Forced immediately into action, the thousands of people working at Tinker Air Force Base 20 years ago will never forget the moments they knew their country needed them. That included scrambling to get into place before the base was inevitably locked down.
“I got pulled over, and I, essentially, I just said, ‘Hey, officer, I know I’m going fast. Gather my data and send me a ticket, but I got to get back to the base.’ And he goes, ‘Whoa.
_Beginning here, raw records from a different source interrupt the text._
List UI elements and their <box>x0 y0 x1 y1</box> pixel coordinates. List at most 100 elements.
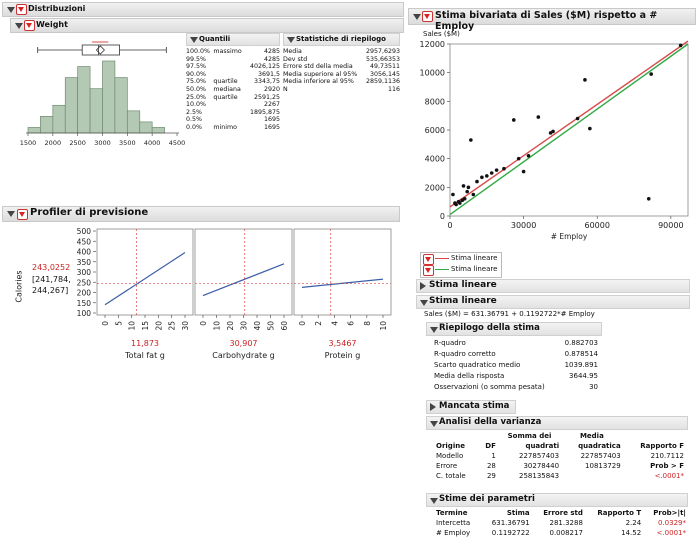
data-point <box>588 126 592 131</box>
profiler-panel <box>194 228 293 316</box>
quantile-row: 10.0% 2267 <box>186 101 280 109</box>
y-tick-label: 450 <box>77 237 92 246</box>
quantile-pct: 25.0% <box>186 93 207 101</box>
summary-row: Errore std della media 49,73511 <box>283 63 400 71</box>
fit-summary-row: Media della risposta 3644.95 <box>434 371 598 382</box>
weight-title: Weight <box>36 20 68 29</box>
expand-icon[interactable] <box>420 282 426 290</box>
quantile-row: 50.0% mediana 2920 <box>186 86 280 94</box>
fit-summary-header[interactable]: Riepilogo della stima <box>426 322 602 336</box>
data-point <box>502 166 506 171</box>
anova-cell: <.0001* <box>654 472 684 480</box>
collapse-icon[interactable] <box>430 327 438 333</box>
legend-item-green[interactable]: Stima lineare <box>421 264 501 276</box>
y-tick-label: 250 <box>77 278 92 287</box>
x-tick-label: 20 <box>154 321 163 331</box>
fit-legend: Stima lineare Stima lineare <box>420 252 502 278</box>
params-header[interactable]: Stime dei parametri <box>426 493 688 507</box>
data-point <box>511 118 516 122</box>
fit-title-2: Stima lineare <box>429 296 497 306</box>
quantiles-title: Quantili <box>199 35 231 43</box>
collapse-icon[interactable] <box>287 37 295 43</box>
collapse-icon[interactable] <box>7 211 15 217</box>
anova-row: Errore 28 30278440 10813729 Prob > F <box>434 461 686 471</box>
histogram-bar <box>89 88 103 134</box>
green-line-swatch <box>435 269 449 270</box>
weight-header: Weight <box>10 18 404 33</box>
profiler-y-ci: [241,784, <box>32 275 71 284</box>
params-cell: Intercetta <box>436 519 471 527</box>
fit-line <box>449 43 689 216</box>
axis-tick-label: 3000 <box>94 139 111 147</box>
anova-cell: 29 <box>486 472 496 480</box>
summary-value: 116 <box>387 85 400 93</box>
axis-tick-label: 2000 <box>45 139 62 147</box>
quantile-value: 1695 <box>263 116 280 124</box>
anova-col-header: quadrati <box>525 442 560 450</box>
fit-section-collapsed[interactable]: Stima lineare <box>416 279 690 293</box>
anova-cell: 227857403 <box>580 452 621 460</box>
red-triangle-menu-icon[interactable] <box>24 20 35 31</box>
red-triangle-menu-icon[interactable] <box>423 265 434 276</box>
legend-item-red[interactable]: Stima lineare <box>421 253 501 265</box>
fit-summary-key: Scarto quadratico medio <box>434 361 521 369</box>
red-triangle-menu-icon[interactable] <box>423 254 434 265</box>
anova-col-header <box>479 431 498 441</box>
anova-cell: Prob > F <box>650 462 684 470</box>
y-tick-label: 0 <box>440 212 445 221</box>
quantile-pct: 90.0% <box>186 70 207 78</box>
quantile-name: quartile <box>213 78 238 86</box>
profiler-trace <box>301 278 384 288</box>
expand-icon[interactable] <box>430 403 436 411</box>
y-tick-label: 350 <box>77 258 92 267</box>
quantile-pct: 10.0% <box>186 101 207 109</box>
params-cell: 0.1192722 <box>491 529 530 537</box>
summary-row: N 116 <box>283 86 400 94</box>
collapse-icon[interactable] <box>7 7 15 13</box>
anova-cell: Modello <box>436 452 464 460</box>
fit-summary-row: Osservazioni (o somma pesata) 30 <box>434 382 598 393</box>
collapse-icon[interactable] <box>413 14 421 20</box>
quantile-row: 25.0% quartile 2591,25 <box>186 94 280 102</box>
red-triangle-menu-icon[interactable] <box>17 209 28 220</box>
histogram-bar <box>52 104 66 134</box>
collapse-icon[interactable] <box>15 23 23 29</box>
quantiles-panel: Quantili 100.0% massimo 4285 99.5% 4285 97.5%… <box>186 33 280 132</box>
distribution-header: Distribuzioni <box>2 2 404 17</box>
quantile-name <box>213 71 245 79</box>
histogram-bar <box>77 66 91 134</box>
legend-label: Stima lineare <box>451 265 498 273</box>
quantile-row: 0.0% minimo 1695 <box>186 124 280 132</box>
y-tick-label: 8000 <box>425 97 445 106</box>
histogram-bar <box>40 116 54 134</box>
collapse-icon[interactable] <box>430 421 438 427</box>
fit-summary-key: Media della risposta <box>434 372 505 380</box>
red-triangle-menu-icon[interactable] <box>422 11 433 22</box>
collapse-icon[interactable] <box>430 498 438 504</box>
summary-key: Media superiore al 95% <box>283 70 358 78</box>
x-tick-label: 0 <box>199 321 208 326</box>
anova-header[interactable]: Analisi della varianza <box>426 416 688 430</box>
params-col-header: Errore std <box>543 509 583 517</box>
anova-cell: Errore <box>436 462 458 470</box>
anova-col-header: Somma dei <box>507 432 552 440</box>
fit-summary-value: 0.882703 <box>564 339 598 347</box>
data-point <box>465 189 469 194</box>
x-tick-label: 90000 <box>658 221 683 230</box>
fit-section-expanded[interactable]: Stima lineare <box>416 295 690 309</box>
anova-col-header: Origine <box>436 442 465 450</box>
summary-value: 3056,145 <box>369 70 400 78</box>
quantile-pct: 75.0% <box>186 78 207 86</box>
quantile-value: 2920 <box>263 85 280 93</box>
anova-cell: 10813729 <box>585 462 621 470</box>
box-iqr <box>81 44 120 56</box>
lack-of-fit-header[interactable]: Mancata stima <box>426 400 516 414</box>
collapse-icon[interactable] <box>190 37 198 43</box>
quantile-pct: 2.5% <box>186 108 202 116</box>
quantile-row: 97.5% 4026,125 <box>186 63 280 71</box>
red-triangle-menu-icon[interactable] <box>16 4 27 15</box>
collapse-icon[interactable] <box>420 300 428 306</box>
histogram-bar <box>151 127 165 134</box>
quantile-name <box>213 109 245 117</box>
profiler-title: Profiler di previsione <box>30 207 149 218</box>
What’s going on?’ And I go, ‘I don’t know if you heard the news at all.’ And he goes, ‘No.’ And he got back on the radio and within about two minutes he goes, ‘Just follow me.’ And he escorted me back to the base very fast,” Coyle said.
They were then sent on missions they’d never flown before, including patrolling for hijacked aircraft.
“Launch and look over what’s going on in the western half of the United States because we don’t know what else is going to happen and if anything else is going to happen. As it turns out, nothing else happened over there. But it was very, very eerie,” Bruce said. “You’ll launch in the United States nowadays, and you got that nice radar dome on top, and you can see thousands of dots. And you know, there’s airliners everywhere. And we launched that day, and it was a blank screen except for just a couple of handful of dots, and you knew exactly who these, every one of them was.”
“One thing I do remember he goes, ‘If you have any reservations firing on civilian airliners, then speak up now. That’s not going to be held against you, but we need to know,'” said Col. Jim Mattey, with the 513th Air Control Group. “Man, silence came across the room because the gravity of the situation really hit, because we never thought that we actually have to fire on United States aircraft.”
And, 20 years later, the moments live with them.
“In this unit, I think we still have four members that were around on that day serving. And you bring up 9/11, and, automatically, you know, it kicks in,” Mattey said. “You know exactly where you were. You can feel it. You can taste it. You can sense everything that was going on. Those deployments, their hardships. But I tell you what, you made some amazing relationships.”
And the sense they were there when their country needed them.
“It was nice to have the stability of knowing what I was doing was of benefit, but it was also kind of refreshing to know that we were needed. I think that’s kind of the key. In any situation, people want to know that they’re valued and needed,” Coyle said. “And that day, for sure, we felt that we were valued and needed as an Air Force. And you can’t buy that. It was great.”
After that memorable, surreal day, many men and women from Tinker Air Force Base were deployed to fight overseas, spending years more serving their country.